Une véritable opération commando sera en effet organisée dans quelques jours dans les eaux de la Méditerranée pour faire renoncer les pêcheurs à leur entreprise « aquacide ». Depuis quelques jours elle a un nom, un slogan – « Extinction is forever » – et un logo qui ne laissent aucune place au doute. Cette fois encore Paul Watson et ses troupes devraient aller jusqu’à la limite de la légalité pour dissuader l’ennemi.

Le Steve Irwin, vaisseau emblématique de Sea Shepherd il a été construit en 1975 et a participé à la grande majorité des campagnesa quitté samedi dernier le port de New York. Il arrivera en Méditerranée mercredi, soit quatre jours avant le lancement officiel de Blue Rage. La campagne durera un mois et s’achèvera donc le 15 juin prochain. Affrontements musclés voire polémiques devraient être au programme, avec en toile de fond la question de la pérennité d’une espèce dont les stocks ont diminué de façon inquiétante ces dernières années (NDLR : et qui pourrait en outre pâtir gravement de la marée noire au large des côtes américaines car il s’agit d’un site de reproduction).

Par ailleurs, si certains scientifiques estiment que leur survie n’est pas menacée, d’autres considèrent qu’ils peuvent disparaître de la mer Méditerranée dans moins de cinq ans.

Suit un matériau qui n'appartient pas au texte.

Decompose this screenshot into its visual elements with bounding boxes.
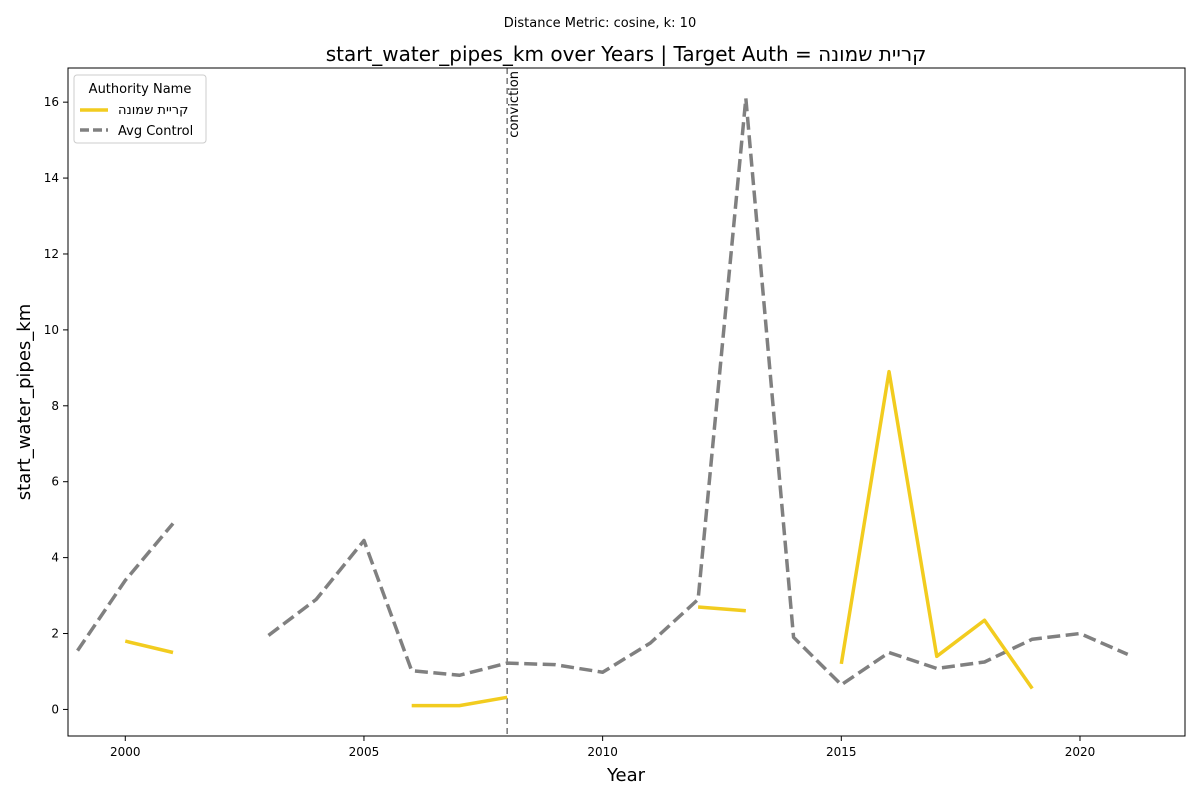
series-line-target xyxy=(839,369,1034,690)
legend-frame xyxy=(73,74,207,144)
y-tick-label: 0 xyxy=(51,702,59,716)
series-line-control xyxy=(76,522,175,652)
x-axis-label: Year xyxy=(606,765,646,786)
series-line-target xyxy=(697,605,746,613)
axes-frame xyxy=(67,67,1186,737)
y-tick-label: 16 xyxy=(44,95,59,109)
x-tick-label: 2020 xyxy=(1065,745,1096,759)
y-axis-label: start_water_pipes_km xyxy=(14,304,35,500)
series-line-target xyxy=(124,639,174,655)
chart-suptitle: Distance Metric: cosine, k: 10 xyxy=(504,16,696,31)
series-layer xyxy=(76,68,1129,736)
y-axis: 0 2 4 6 8 10 12 14 16 xyxy=(44,95,68,716)
x-tick-label: 2010 xyxy=(587,745,618,759)
series-line-target xyxy=(411,695,508,708)
series-line-control xyxy=(267,96,1129,687)
plot-area: conviction xyxy=(76,68,1129,736)
x-tick-label: 2005 xyxy=(349,745,380,759)
x-axis: 2000 2005 2010 2015 2020 xyxy=(110,736,1095,759)
legend-label-control: Avg Control xyxy=(118,124,193,139)
x-tick-label: 2015 xyxy=(826,745,857,759)
chart-title: start_water_pipes_km over Years | Target… xyxy=(326,42,927,66)
y-tick-label: 10 xyxy=(44,323,59,337)
legend: Authority Name קריית שמונה Avg Control xyxy=(73,74,207,144)
y-tick-label: 2 xyxy=(51,627,59,641)
y-tick-label: 12 xyxy=(44,247,59,261)
x-tick-label: 2000 xyxy=(110,745,141,759)
y-tick-label: 8 xyxy=(51,399,59,413)
y-tick-label: 6 xyxy=(51,475,59,489)
y-tick-label: 14 xyxy=(44,171,59,185)
y-tick-label: 4 xyxy=(51,551,59,565)
conviction-label: conviction xyxy=(507,71,522,138)
legend-label-target: קריית שמונה xyxy=(118,103,188,118)
legend-title: Authority Name xyxy=(89,82,192,97)
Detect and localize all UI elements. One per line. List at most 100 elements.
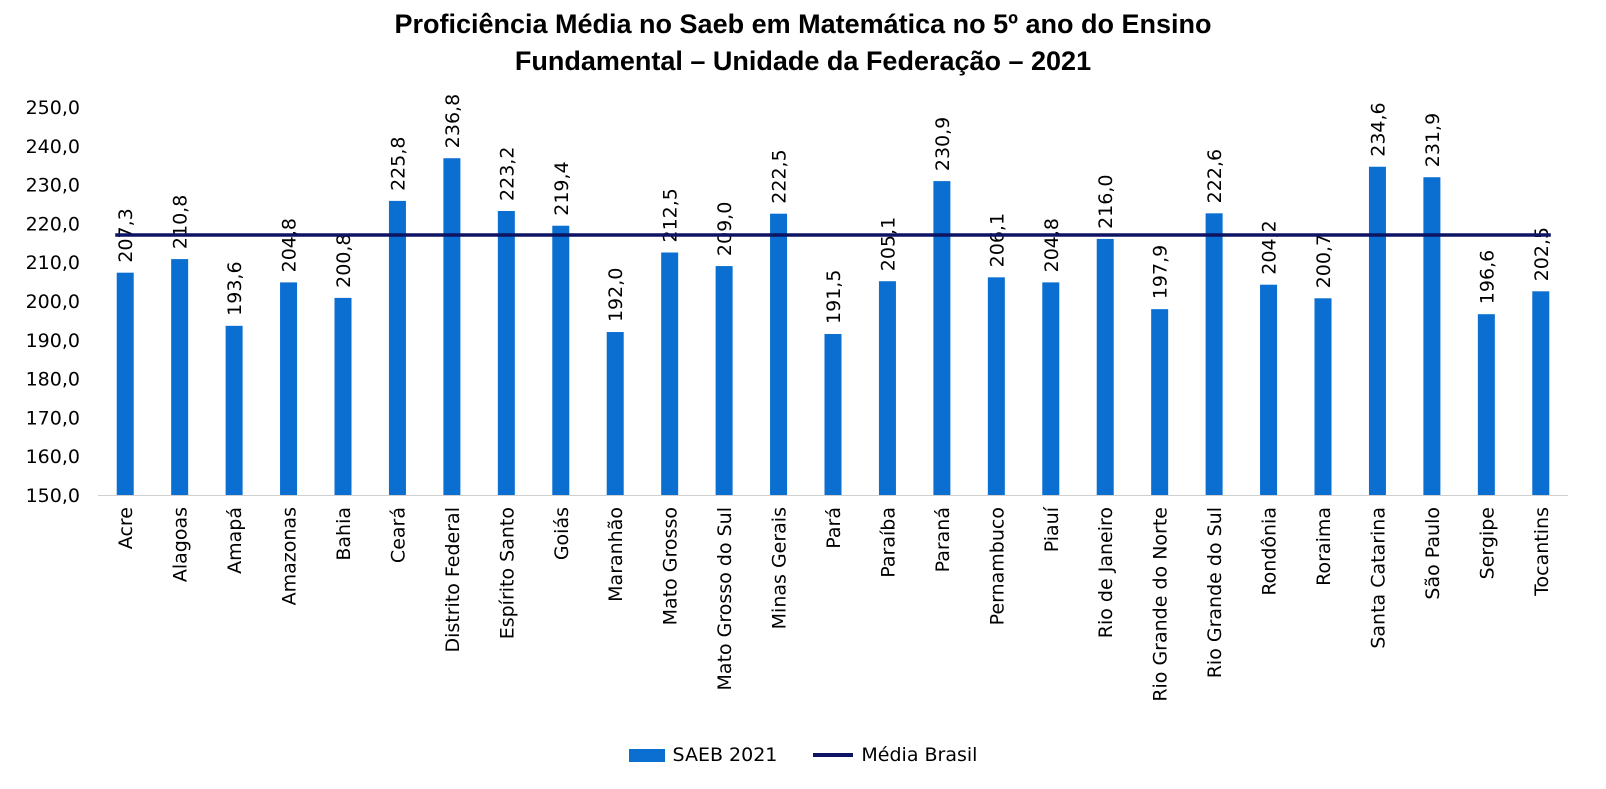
data-label: 204,8	[1041, 218, 1063, 272]
bar	[661, 252, 679, 495]
y-tick-label: 150,0	[26, 485, 80, 507]
data-label: 210,8	[170, 195, 192, 249]
bar	[225, 325, 243, 495]
y-tick-label: 230,0	[26, 175, 80, 197]
x-tick-label: Paraná	[932, 507, 954, 572]
legend-swatch-line	[813, 753, 854, 757]
x-tick-label: Maranhão	[605, 507, 627, 602]
x-tick-label: Pará	[823, 507, 845, 549]
bar	[1096, 238, 1114, 496]
x-tick-label: Tocantins	[1531, 507, 1553, 597]
bar	[1532, 291, 1550, 495]
data-label: 200,7	[1313, 234, 1335, 288]
data-label: 204,2	[1259, 220, 1281, 274]
y-tick-label: 190,0	[26, 330, 80, 352]
y-tick-label: 240,0	[26, 136, 80, 158]
data-label: 200,8	[333, 233, 355, 287]
y-tick-label: 250,0	[26, 97, 80, 119]
legend-swatch-bar	[628, 748, 665, 762]
x-tick-label: Rio Grande do Sul	[1204, 507, 1226, 678]
x-tick-label: Mato Grosso	[660, 507, 682, 625]
data-label: 193,6	[224, 261, 246, 315]
x-tick-label: Distrito Federal	[442, 507, 464, 653]
data-label: 209,0	[714, 202, 736, 256]
x-tick-label: Goiás	[551, 507, 573, 560]
bar	[1314, 298, 1332, 495]
data-label: 192,0	[605, 268, 627, 322]
y-tick-label: 210,0	[26, 252, 80, 274]
y-tick-label: 220,0	[26, 213, 80, 235]
x-tick-label: Rio Grande do Norte	[1150, 507, 1172, 702]
bar	[1368, 166, 1386, 495]
bar	[1260, 284, 1278, 495]
data-label: 231,9	[1422, 113, 1444, 167]
bar	[388, 200, 406, 495]
x-tick-label: Piauí	[1041, 506, 1063, 552]
bar	[933, 181, 951, 495]
data-label: 236,8	[442, 94, 464, 148]
x-tick-label: Sergipe	[1476, 507, 1498, 579]
x-tick-label: Mato Grosso do Sul	[714, 507, 736, 690]
x-tick-label: Alagoas	[170, 507, 192, 582]
x-tick-label: Roraima	[1313, 507, 1335, 586]
data-label: 219,4	[551, 161, 573, 215]
bar	[878, 281, 896, 495]
x-tick-label: Minas Gerais	[769, 507, 791, 629]
legend-item-media: Média Brasil	[813, 744, 977, 766]
data-label: 197,9	[1150, 245, 1172, 299]
bar	[1423, 177, 1441, 495]
bar	[824, 333, 842, 495]
x-tick-label: Espírito Santo	[496, 507, 518, 639]
y-tick-label: 170,0	[26, 407, 80, 429]
x-tick-label: São Paulo	[1422, 507, 1444, 600]
bar	[171, 259, 189, 495]
data-label: 216,0	[1095, 175, 1117, 229]
bar	[715, 266, 733, 495]
bar	[497, 210, 515, 495]
legend-item-saeb: SAEB 2021	[628, 744, 778, 766]
data-label: 212,5	[660, 188, 682, 242]
x-tick-label: Pernambuco	[986, 507, 1008, 625]
bar	[334, 297, 352, 495]
bar	[552, 225, 570, 495]
x-tick-label: Acre	[115, 507, 137, 549]
legend-label-media: Média Brasil	[861, 744, 978, 766]
chart-title-line-2: Fundamental – Unidade da Federação – 202…	[514, 46, 1092, 76]
data-label: 222,6	[1204, 149, 1226, 203]
x-tick-label: Rondônia	[1259, 507, 1281, 596]
bar	[1042, 282, 1060, 495]
bar	[770, 213, 788, 495]
data-label: 223,2	[496, 147, 518, 201]
bar	[116, 272, 134, 495]
data-label: 202,5	[1531, 227, 1553, 281]
data-label: 191,5	[823, 270, 845, 324]
x-tick-label: Santa Catarina	[1367, 507, 1389, 649]
legend-label-saeb: SAEB 2021	[672, 744, 778, 766]
x-tick-label: Bahia	[333, 507, 355, 561]
x-tick-label: Ceará	[387, 507, 409, 563]
data-label: 225,8	[387, 136, 409, 190]
data-label: 206,1	[986, 213, 1008, 267]
bar	[280, 282, 298, 495]
y-tick-label: 160,0	[26, 446, 80, 468]
data-label: 196,6	[1476, 250, 1498, 304]
data-label: 234,6	[1367, 102, 1389, 156]
y-tick-label: 200,0	[26, 291, 80, 313]
data-label: 204,8	[279, 218, 301, 272]
x-tick-label: Amapá	[224, 507, 246, 574]
bar	[987, 277, 1005, 495]
bar	[1477, 314, 1495, 495]
bar	[606, 332, 624, 495]
chart-title: Proficiência Média no Saeb em Matemática…	[0, 6, 1606, 80]
x-tick-label: Paraíba	[877, 507, 899, 578]
x-tick-label: Amazonas	[279, 507, 301, 605]
y-tick-label: 180,0	[26, 369, 80, 391]
bar	[1151, 309, 1169, 495]
chart-title-line-1: Proficiência Média no Saeb em Matemática…	[394, 9, 1212, 39]
data-label: 230,9	[932, 117, 954, 171]
x-tick-label: Rio de Janeiro	[1095, 507, 1117, 638]
data-label: 222,5	[769, 149, 791, 203]
bar	[443, 158, 461, 495]
chart-legend: SAEB 2021 Média Brasil	[0, 744, 1606, 766]
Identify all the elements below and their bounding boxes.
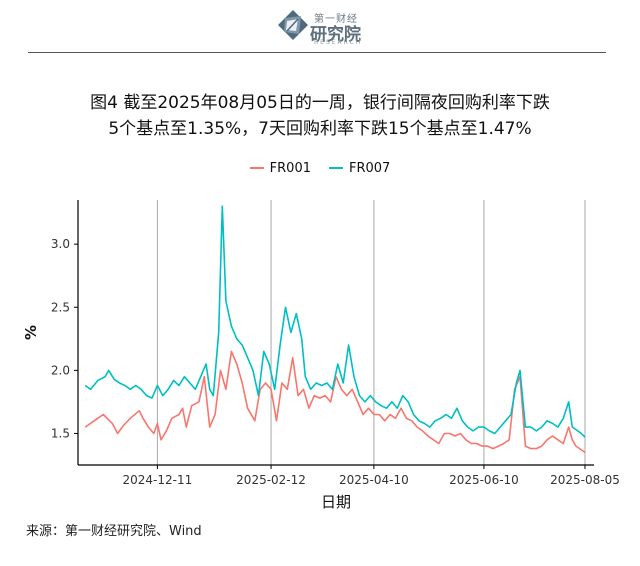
line-chart: 1.5 2.0 2.5 3.0 2024-12-11 2025-02-12 2025-04-… bbox=[22, 200, 620, 511]
chart-legend: FR001 FR007 bbox=[0, 158, 640, 178]
figure-title-line1: 图4 截至2025年08月05日的一周，银行间隔夜回购利率下跌 bbox=[90, 93, 550, 113]
y-tick-label: 2.5 bbox=[51, 300, 70, 314]
y-tick-label: 1.5 bbox=[51, 426, 70, 440]
legend-item-fr007: FR007 bbox=[329, 161, 390, 176]
x-axis-label: 日期 bbox=[321, 493, 351, 511]
brand-logo: 第一财经 研究院 RESEARCH bbox=[276, 6, 366, 46]
series-line-fr007 bbox=[84, 205, 586, 438]
x-tick-label: 2024-12-11 bbox=[123, 473, 193, 487]
header-divider bbox=[28, 52, 606, 53]
header: 第一财经 研究院 RESEARCH bbox=[0, 0, 640, 56]
brand-subtitle: 研究院 bbox=[310, 25, 361, 45]
x-tick-label: 2025-08-05 bbox=[550, 473, 620, 487]
legend-swatch-fr007 bbox=[329, 167, 343, 169]
legend-label-fr007: FR007 bbox=[349, 160, 391, 176]
legend-label-fr001: FR001 bbox=[269, 160, 311, 176]
x-tick-label: 2025-02-12 bbox=[236, 473, 306, 487]
y-tick-label: 3.0 bbox=[51, 237, 70, 251]
legend-item-fr001: FR001 bbox=[249, 160, 311, 176]
series-line-fr001 bbox=[84, 350, 586, 454]
y-tick-label: 2.0 bbox=[51, 363, 70, 377]
brand-name: 第一财经 bbox=[314, 14, 358, 25]
source-note: 来源：第一财经研究院、Wind bbox=[26, 524, 202, 539]
y-axis-label: % bbox=[22, 325, 40, 340]
x-tick-label: 2025-06-10 bbox=[449, 473, 519, 487]
legend-swatch-fr001 bbox=[249, 167, 264, 169]
figure-title-line2: 5个基点至1.35%，7天回购利率下跌15个基点至1.47% bbox=[108, 119, 532, 139]
brand-english: RESEARCH bbox=[314, 39, 363, 46]
diamond-logo-icon bbox=[278, 10, 308, 40]
x-tick-label: 2025-04-10 bbox=[339, 473, 409, 487]
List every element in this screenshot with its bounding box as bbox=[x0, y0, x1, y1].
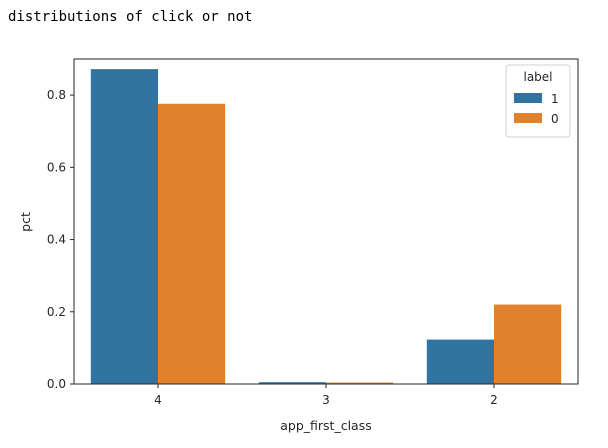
y-tick-label: 0.2 bbox=[47, 305, 66, 319]
legend: label 1 0 bbox=[505, 64, 571, 138]
legend-label-0: 0 bbox=[551, 112, 559, 126]
legend-title: label bbox=[523, 70, 552, 84]
y-axis: 0.0 0.2 0.4 0.6 0.8 bbox=[47, 88, 74, 391]
y-axis-title: pct bbox=[18, 212, 33, 232]
y-tick-label: 0.8 bbox=[47, 88, 66, 102]
bar-2-series-1 bbox=[426, 339, 494, 384]
y-tick-label: 0.0 bbox=[47, 377, 66, 391]
x-tick-label: 2 bbox=[490, 393, 498, 407]
y-tick-label: 0.4 bbox=[47, 233, 66, 247]
x-tick-label: 3 bbox=[322, 393, 330, 407]
output-caption: distributions of click or not bbox=[8, 9, 253, 25]
x-axis-title: app_first_class bbox=[280, 418, 372, 433]
legend-swatch-0 bbox=[514, 113, 542, 123]
legend-label-1: 1 bbox=[551, 92, 559, 106]
bar-4-series-0 bbox=[158, 103, 226, 385]
bar-3-series-1 bbox=[258, 382, 326, 384]
x-tick-label: 4 bbox=[154, 393, 162, 407]
bar-3-series-0 bbox=[326, 382, 394, 384]
bar-4-series-1 bbox=[90, 69, 158, 384]
legend-swatch-1 bbox=[514, 93, 542, 103]
bar-2-series-0 bbox=[494, 304, 562, 384]
y-tick-label: 0.6 bbox=[47, 160, 66, 174]
x-axis: 4 3 2 bbox=[154, 384, 498, 407]
bars-group bbox=[90, 69, 562, 385]
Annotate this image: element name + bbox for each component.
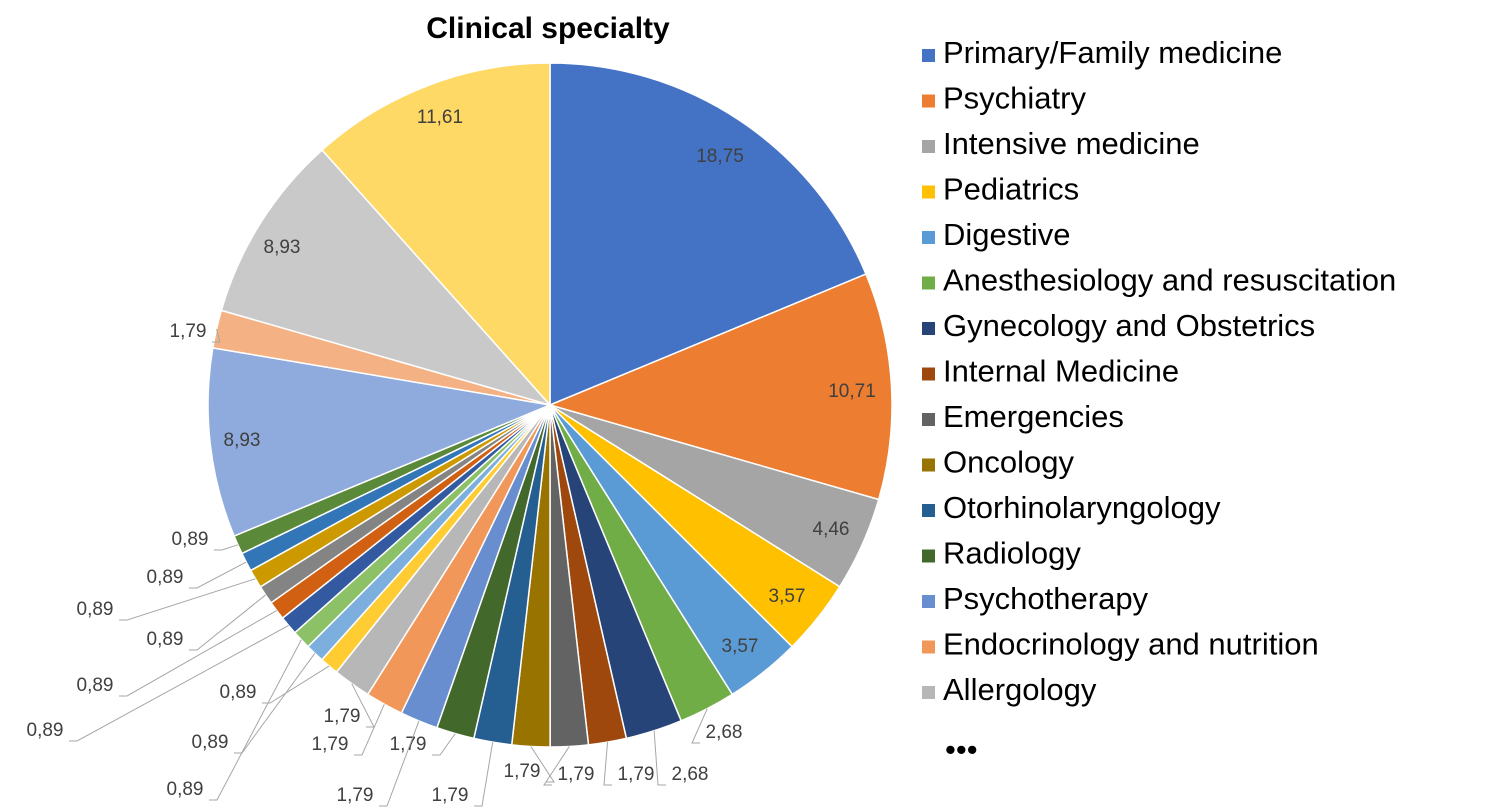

L’inquiétude est donc vive du côté des organisations de défense de l’environnement, qui ont vu d’un très mauvais œil le refus de la majorité des pays membres de la CITES (Convention sur le commerce international des espèces de faune et de flore sauvage menacées d’extinction) d’inscrire le thon rouge à l’annexe I et dénoncent le non-respect des quotas de pêche imposés par l’ICCAT (Commission internationale pour la conservation des thonidés de l’Atlantique).

« Nous avons un passé de défenseurs de toutes les sortes de poissons »

« Le plus extraordinaire de tous les poissons du monde parcourt les océans depuis des millions d’années [...] Le thon rouge est le plus rapide de tous les poissons de mer [...] et une merveille de la nature. Il est l’un des plus grands prédateurs marins [...] et est capable de nager cinquante miles en une heure pour trouver sa proie », fait valoir Sea Shepherd sur son site Internet pour justifier ses futures actions. Et de rappeler qu’il est hélas le poisson favori des restaurants de sushis, en particulier au Japon, que « c’est la raison pour laquelle il est maintenant directement menacé de disparition » et que l’organisation a « un passé de défenseur de toutes les sortes de poissons ». Aussi l’association considère-t-elle de son devoir d’agir pour éviter pareil épilogue.

Il y a quelques jours, les autorités japonaises ont réclamé à Interpol un mandat d’arrêt international contre Paul Watson en raison des affrontements qui ont éclaté dans les eaux de l’Antarctique en début d’année et qui, selon leurs dires, auraient été sciemment provoqués par le capitaine. Parce qu’il est coutumier de ce genre de mises en cause, parce qu’il a déjà été aux prises avec la justice et parce qu’il a déjà fait montre de beaucoup d’opiniâtreté, le président-fondateur de Sea Shepherd ne changera pas pour autant son plan de bataille. Les thons rouges disparaissent. Le combat de l’association pour la sauvegarde de cette espèce, lui, ne fait sans doute que commencer.